App Transport Security and non-HTTP protocols

"App Transport Security" seems to apply only to HTTP connections made through NSURLSession, but it's not entirely clear whether "App Transport Security" requirements also apply for custom protocols when using Secure Transport Reference.


Can I get definitive answer about that?


Also what exactly does "higher-level APIs" refer to in this sentence "In addition, your communication through higher-level APIs needs to be encrypted using TLS version 1.2 with forward secrecy." from App Transport Security section of "What's New in iOS 9.0"?


Thanks.

ATS applies to NSURLSession (and the now-legacy) NSURLConnection only.

Of course, if you're using low-level APIs to implement your own TLS-based protocol, it'd be a good idea to require the same level of security as ATS provides. There is not currently a way to do that—you can reimplement ATS's algorithm, but there's no API that says 'do what ATS would do'—but that'd make a fine enhancement request.

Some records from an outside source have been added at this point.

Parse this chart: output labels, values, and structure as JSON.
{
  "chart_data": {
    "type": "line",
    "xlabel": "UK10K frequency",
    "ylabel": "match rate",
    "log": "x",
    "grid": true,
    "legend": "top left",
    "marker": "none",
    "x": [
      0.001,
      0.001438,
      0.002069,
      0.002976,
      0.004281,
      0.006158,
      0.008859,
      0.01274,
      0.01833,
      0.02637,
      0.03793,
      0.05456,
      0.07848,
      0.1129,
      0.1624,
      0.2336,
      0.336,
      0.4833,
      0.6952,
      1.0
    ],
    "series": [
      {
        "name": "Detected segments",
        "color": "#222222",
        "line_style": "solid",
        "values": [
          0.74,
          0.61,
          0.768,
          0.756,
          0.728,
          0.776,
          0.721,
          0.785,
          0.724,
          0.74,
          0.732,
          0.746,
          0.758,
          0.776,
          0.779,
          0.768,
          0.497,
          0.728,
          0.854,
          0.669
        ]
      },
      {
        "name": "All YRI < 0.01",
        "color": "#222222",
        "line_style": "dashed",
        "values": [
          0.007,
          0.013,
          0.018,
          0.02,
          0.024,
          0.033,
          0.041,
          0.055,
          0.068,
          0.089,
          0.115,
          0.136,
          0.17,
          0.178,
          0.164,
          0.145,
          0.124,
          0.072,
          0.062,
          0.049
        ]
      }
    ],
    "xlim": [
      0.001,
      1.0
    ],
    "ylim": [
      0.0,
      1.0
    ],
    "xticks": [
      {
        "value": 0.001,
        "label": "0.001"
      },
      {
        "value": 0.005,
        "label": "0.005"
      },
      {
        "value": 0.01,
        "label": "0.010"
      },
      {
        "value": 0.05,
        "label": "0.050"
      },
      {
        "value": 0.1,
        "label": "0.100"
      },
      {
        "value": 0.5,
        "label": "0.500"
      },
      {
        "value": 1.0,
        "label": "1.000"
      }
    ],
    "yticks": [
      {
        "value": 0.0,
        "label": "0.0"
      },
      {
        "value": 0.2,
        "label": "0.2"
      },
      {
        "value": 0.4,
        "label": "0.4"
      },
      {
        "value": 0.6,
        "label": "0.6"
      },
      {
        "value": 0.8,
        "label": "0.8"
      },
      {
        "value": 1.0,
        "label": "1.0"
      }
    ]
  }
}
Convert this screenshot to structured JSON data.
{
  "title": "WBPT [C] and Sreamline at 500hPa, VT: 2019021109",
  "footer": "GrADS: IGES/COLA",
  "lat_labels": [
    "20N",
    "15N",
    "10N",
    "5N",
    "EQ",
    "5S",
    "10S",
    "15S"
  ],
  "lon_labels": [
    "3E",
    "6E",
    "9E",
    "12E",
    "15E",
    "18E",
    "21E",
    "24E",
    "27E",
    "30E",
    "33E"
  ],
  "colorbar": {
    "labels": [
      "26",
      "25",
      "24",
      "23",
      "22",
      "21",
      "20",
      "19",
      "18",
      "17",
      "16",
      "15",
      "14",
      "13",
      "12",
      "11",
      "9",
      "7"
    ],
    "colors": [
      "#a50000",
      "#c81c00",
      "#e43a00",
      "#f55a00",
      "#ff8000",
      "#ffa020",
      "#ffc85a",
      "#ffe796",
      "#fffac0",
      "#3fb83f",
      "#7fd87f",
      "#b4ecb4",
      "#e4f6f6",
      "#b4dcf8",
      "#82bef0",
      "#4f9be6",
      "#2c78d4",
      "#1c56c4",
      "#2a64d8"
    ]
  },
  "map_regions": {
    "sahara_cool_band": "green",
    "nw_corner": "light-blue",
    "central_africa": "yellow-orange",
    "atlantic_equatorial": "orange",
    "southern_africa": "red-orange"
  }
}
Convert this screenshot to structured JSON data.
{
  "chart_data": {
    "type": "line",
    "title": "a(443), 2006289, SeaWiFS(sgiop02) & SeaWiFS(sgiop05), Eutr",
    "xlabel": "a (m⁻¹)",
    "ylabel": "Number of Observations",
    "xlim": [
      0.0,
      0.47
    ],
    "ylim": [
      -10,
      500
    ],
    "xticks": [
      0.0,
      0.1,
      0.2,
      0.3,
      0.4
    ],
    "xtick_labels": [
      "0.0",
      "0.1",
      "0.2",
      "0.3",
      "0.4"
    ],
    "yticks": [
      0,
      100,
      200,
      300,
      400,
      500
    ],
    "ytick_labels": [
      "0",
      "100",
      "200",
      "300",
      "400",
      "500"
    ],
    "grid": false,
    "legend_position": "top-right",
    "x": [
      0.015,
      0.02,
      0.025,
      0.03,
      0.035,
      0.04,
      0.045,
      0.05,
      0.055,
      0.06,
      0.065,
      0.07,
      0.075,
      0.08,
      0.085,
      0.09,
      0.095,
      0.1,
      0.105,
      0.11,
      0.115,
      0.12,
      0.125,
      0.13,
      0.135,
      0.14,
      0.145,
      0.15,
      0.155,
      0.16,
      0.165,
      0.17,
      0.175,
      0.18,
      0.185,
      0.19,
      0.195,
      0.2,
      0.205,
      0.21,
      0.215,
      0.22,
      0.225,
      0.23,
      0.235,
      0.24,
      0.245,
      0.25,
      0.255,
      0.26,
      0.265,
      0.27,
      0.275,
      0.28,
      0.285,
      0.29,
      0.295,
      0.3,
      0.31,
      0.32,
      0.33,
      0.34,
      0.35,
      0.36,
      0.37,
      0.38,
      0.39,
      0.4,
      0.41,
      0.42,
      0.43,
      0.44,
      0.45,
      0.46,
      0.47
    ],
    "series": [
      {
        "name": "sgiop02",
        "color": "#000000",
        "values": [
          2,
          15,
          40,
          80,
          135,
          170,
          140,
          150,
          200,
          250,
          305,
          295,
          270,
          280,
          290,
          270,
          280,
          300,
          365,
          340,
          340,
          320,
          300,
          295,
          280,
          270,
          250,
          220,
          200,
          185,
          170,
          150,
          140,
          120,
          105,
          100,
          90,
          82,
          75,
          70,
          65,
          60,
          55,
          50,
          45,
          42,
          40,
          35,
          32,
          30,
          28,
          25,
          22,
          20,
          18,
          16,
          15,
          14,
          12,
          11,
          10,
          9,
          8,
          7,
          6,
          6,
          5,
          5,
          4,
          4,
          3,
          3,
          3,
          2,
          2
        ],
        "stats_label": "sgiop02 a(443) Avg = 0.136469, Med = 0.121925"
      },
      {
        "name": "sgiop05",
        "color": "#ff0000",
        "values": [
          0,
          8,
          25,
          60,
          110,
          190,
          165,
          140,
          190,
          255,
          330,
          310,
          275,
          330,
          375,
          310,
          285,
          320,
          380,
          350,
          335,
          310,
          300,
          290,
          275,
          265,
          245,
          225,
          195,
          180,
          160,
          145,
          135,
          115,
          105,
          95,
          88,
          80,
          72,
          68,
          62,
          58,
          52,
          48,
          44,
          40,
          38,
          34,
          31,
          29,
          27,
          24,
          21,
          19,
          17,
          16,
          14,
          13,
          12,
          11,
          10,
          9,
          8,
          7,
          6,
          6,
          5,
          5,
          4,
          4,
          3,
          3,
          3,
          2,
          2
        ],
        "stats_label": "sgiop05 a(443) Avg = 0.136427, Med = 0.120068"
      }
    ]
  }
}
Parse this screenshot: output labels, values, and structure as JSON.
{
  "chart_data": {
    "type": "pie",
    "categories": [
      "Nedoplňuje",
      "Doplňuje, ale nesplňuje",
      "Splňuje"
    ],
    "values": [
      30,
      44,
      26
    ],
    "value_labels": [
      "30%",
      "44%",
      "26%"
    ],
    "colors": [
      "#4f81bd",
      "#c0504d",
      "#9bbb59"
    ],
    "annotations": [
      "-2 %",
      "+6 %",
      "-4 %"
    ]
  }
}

If you do file a bug, please post your bug number, just for the record.

Share and Enjoy

Quinn "The Eskimo!"
Apple Developer Relations, Developer Technical Support, Core OS/Hardware

let myEmail = "eskimo" + "1" + "@apple.com"

eskimo,


I'm sorry for piggy backing on this question as this the first time in 3 years that I've used the forum.


I've been working on an app that connects to a secure https site with a valid ssl certificate to obtain a ticket id, a short lived twofish key and an ip address to one of many other "plain http worker" servers. My app creates an encrypted message after the header which the "worker" sites can process. The data is binary encoded as a part of the message. The keys are very short lived. The ssl server shares the "plain text" ticket id and the "twofish key" with the other server through a ssl tunnel.


Would this qualify as a valid exception?